When she was growing up in Binghamton, N.Y., in the 1950s, her father and uncle bought some beekeeping equipment for $20.
“We got enough honey to take care of three families,” she remembers. “And when I turned 7 my father said, ‘You’re old enough to help now.’ It was a family process to harvest the honey.”
In 2009, Palilonis bought a home off Lindell Boulevard in Delray Beach and found bees had invaded the garage wall. An extractor from the PBC Beekeepers Association who removed the hive encouraged Palilonis to renew her childhood friendship with bees.
Today, she keeps three hives, three smaller “starter hives” and volunteers as a mentor with the association.
“It’s work,” she says, sweating behind her hood, veil and long-sleeved coat. “But I enjoy the social element, interacting with other beekeepers and introducing people to it.”
Her hives yield about 20 pounds per hive a year, which she harvests through a strainer placed atop a 5-gallon bucket. The honey drips from the frame to the bucket, and she stores the remaining wax in her freezer, to be melted down someday.
“I’ve bought a candle mold,” she says.
She’d like more hives — a few more, anyway — but hesitates to name a number.
“I’d have to think about that,” she says.

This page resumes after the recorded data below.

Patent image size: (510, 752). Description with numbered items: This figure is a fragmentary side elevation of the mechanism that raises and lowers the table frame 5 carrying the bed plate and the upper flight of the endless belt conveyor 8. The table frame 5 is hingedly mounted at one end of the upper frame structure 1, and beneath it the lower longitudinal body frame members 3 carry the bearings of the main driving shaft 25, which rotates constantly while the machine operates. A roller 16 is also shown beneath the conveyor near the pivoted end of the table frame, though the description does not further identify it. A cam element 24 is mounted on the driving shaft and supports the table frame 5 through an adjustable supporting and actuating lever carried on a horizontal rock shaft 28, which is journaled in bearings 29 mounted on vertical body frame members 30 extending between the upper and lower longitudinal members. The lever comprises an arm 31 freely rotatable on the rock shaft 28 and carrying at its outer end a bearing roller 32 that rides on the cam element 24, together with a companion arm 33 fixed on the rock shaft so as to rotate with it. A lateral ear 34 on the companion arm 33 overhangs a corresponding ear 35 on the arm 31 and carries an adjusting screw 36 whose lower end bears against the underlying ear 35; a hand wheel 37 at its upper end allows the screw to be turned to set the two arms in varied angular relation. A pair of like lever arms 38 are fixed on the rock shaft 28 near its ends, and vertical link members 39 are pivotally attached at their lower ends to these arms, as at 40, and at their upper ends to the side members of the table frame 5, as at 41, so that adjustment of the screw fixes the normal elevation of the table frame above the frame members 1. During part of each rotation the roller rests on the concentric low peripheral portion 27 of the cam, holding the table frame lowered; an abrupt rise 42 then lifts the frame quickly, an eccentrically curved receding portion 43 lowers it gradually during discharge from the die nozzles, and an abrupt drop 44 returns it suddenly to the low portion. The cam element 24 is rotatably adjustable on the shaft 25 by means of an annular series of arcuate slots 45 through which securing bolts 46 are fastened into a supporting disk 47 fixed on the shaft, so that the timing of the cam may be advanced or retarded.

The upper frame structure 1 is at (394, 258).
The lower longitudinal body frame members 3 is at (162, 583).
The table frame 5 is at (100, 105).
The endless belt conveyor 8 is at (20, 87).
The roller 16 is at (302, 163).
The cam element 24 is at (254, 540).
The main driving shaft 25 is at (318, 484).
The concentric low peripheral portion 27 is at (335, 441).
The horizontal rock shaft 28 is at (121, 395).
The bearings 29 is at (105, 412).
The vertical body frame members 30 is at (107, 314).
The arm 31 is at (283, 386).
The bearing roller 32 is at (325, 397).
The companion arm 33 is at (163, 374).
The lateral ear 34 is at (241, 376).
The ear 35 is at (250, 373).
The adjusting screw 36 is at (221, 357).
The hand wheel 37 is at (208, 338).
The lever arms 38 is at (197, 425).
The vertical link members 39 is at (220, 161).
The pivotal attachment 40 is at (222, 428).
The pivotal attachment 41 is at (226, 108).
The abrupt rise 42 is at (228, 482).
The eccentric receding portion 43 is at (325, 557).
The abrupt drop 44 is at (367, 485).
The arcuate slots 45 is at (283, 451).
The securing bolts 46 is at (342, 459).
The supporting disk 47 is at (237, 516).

It’s not for fear her neighbors might complain.
“I give my neighbors honey,” she says.
• • •
The first time Colleen Paul-Hus and her children harvested the hive, they came away with about 3 pounds of honey, which gave them seven Mason jars full and a huge sense of sweet satisfaction.
“It’s like getting your first egg from a chicken,” she says.
And that’s why people want to keep bees.
The stinger stings. But the honey’s sweet.